Ein Täter fotografiert das Eingeben der PIN Nummer mit seinem Handy und beobachtet, wohin das Geld gesteckt wird. Der Komplize als Zieher wird verständigt und hat meist Erfolg. Karl-Heinz Jost machte darauf aufmerksam, dass es nach Verlust einer Scheckkarte wichtig ist, innerhalb von zwei Stunden die Nummer 116 116 anzurufen, damit die Karte gesperrt wird und damit das abgehobene Geld durch eine Versicherung erstattet werden kann. Die Rufnummer ist kostenfrei, nur aus dem Ausland gebührenpflichtig.
Auch der „Zettel-“ oder „Wasserglastrick“, oft von ausländisch aussehenden Frauen verübt, ist im Video gezeigt worden. Neu ist, dass sich in einem Vielparteienhaus, in dem Handwerker tätig sind, „unechte“ Handwerker sich einschleichen und angeblich zur Kontrolle Zugang zu Wohnungen verschaffen, dabei Schmuck und Geld rauben.
Handtaschendiebstahl und Geldbörsenraub ist immer ein Thema
Das Thema Handtaschendiebstahl bei Frauen und Geldbörsenraub bei Männern ist besonders prekär. Karl-Heinz Jost erzählte, dass er mit einer Polizistin in Zivil im Löhrcenter und auf der Löhr zwischen Kaufhof und Plan beobachten konnte, wie leichtfertig Frauen mit offenen Reißverschlüssen an den Taschen im Gespräch bei einander stehen und bestohlen werden können. Er griff bewusst robust in die offene Tasche, zog die Börse raus und stellte sich dann als Sicherheitsberater vor.

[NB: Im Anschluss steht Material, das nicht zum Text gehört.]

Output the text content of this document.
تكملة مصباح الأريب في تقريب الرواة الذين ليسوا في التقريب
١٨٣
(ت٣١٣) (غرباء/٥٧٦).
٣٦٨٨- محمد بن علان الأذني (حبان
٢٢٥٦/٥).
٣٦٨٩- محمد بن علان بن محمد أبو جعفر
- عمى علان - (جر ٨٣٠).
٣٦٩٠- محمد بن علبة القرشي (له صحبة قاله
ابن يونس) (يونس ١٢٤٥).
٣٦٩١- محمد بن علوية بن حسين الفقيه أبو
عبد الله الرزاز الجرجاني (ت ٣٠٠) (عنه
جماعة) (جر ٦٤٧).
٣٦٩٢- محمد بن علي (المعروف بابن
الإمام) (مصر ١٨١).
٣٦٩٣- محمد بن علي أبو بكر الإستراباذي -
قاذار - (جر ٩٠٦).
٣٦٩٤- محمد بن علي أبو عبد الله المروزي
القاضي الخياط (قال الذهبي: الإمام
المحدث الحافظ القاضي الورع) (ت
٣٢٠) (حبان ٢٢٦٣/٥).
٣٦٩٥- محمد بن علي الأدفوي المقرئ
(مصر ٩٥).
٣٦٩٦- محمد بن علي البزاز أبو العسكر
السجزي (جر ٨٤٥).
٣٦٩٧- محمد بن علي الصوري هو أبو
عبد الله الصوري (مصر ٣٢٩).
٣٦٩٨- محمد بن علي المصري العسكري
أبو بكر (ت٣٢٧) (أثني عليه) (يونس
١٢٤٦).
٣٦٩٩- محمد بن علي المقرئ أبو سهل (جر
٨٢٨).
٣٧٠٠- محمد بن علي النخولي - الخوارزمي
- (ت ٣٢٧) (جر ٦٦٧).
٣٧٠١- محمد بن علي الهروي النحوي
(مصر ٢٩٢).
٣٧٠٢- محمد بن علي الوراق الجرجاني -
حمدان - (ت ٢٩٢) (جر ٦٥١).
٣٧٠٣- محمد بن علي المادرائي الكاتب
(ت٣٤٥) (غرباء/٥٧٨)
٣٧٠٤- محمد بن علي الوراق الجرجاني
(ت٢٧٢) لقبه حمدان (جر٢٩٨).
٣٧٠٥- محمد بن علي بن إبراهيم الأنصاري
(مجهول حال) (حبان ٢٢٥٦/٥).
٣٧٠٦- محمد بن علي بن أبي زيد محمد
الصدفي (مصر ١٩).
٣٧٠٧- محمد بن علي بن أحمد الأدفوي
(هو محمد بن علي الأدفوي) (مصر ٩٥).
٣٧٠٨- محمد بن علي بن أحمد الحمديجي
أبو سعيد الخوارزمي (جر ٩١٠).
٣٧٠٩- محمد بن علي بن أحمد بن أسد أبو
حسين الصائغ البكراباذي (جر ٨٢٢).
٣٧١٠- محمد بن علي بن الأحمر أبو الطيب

Diese Frau hat ihre Lektion gelernt.
Oft sind mit den Geldbörsen auch Scheckkarten und wichtige Papiere verschwunden. Ein kostspieliger Schaden.
Karl-Heinz Jost berichtete sehr konkret über die Schwachstellen in Häusern und Wohnungen, die den Dieben leichten Einstieg ermöglichen. Haustüren, die so gesichert sind, dass sie nicht in drei Minuten geöffnet werden können, sind der beste Schutz, aber nicht billig. Oft wird es den Einbrechern in Gärten liegenden Einfamilienhäusern sehr leicht gemacht, wenn Fenster gekippt oder Terrassentüren leicht aufzuhebeln sind.
Die Teilnehmer erzählten immer wieder von selbst erlittenen oder im eigenen Umfeld miterlebten Fällen.
Monika Artz dankte dem Vortragenden, der auch stellvertretender Kreisvorsitzender der Senioren Union ist, mit einem Weinpräsent. Da die CDU Senioren Union ja eine politische Vereinigung sei, forderte sie, die Polizei müsse personell verstärkt und besser ausgestattet werden.
Auf Bundesebene müssen solche Delikte stärker unter Strafe gestellt, vor allem aber von der Justiz entsprechend geahndet werden.
Anschließend blieben die Teilnehmer bei einem köstlichen Wein von Toni Reif, sie tagten nämlich im „Antoniushof“ in Moselweiß, und einem leckeren Winzerteller noch in gemütlicher Stimmung beisammen.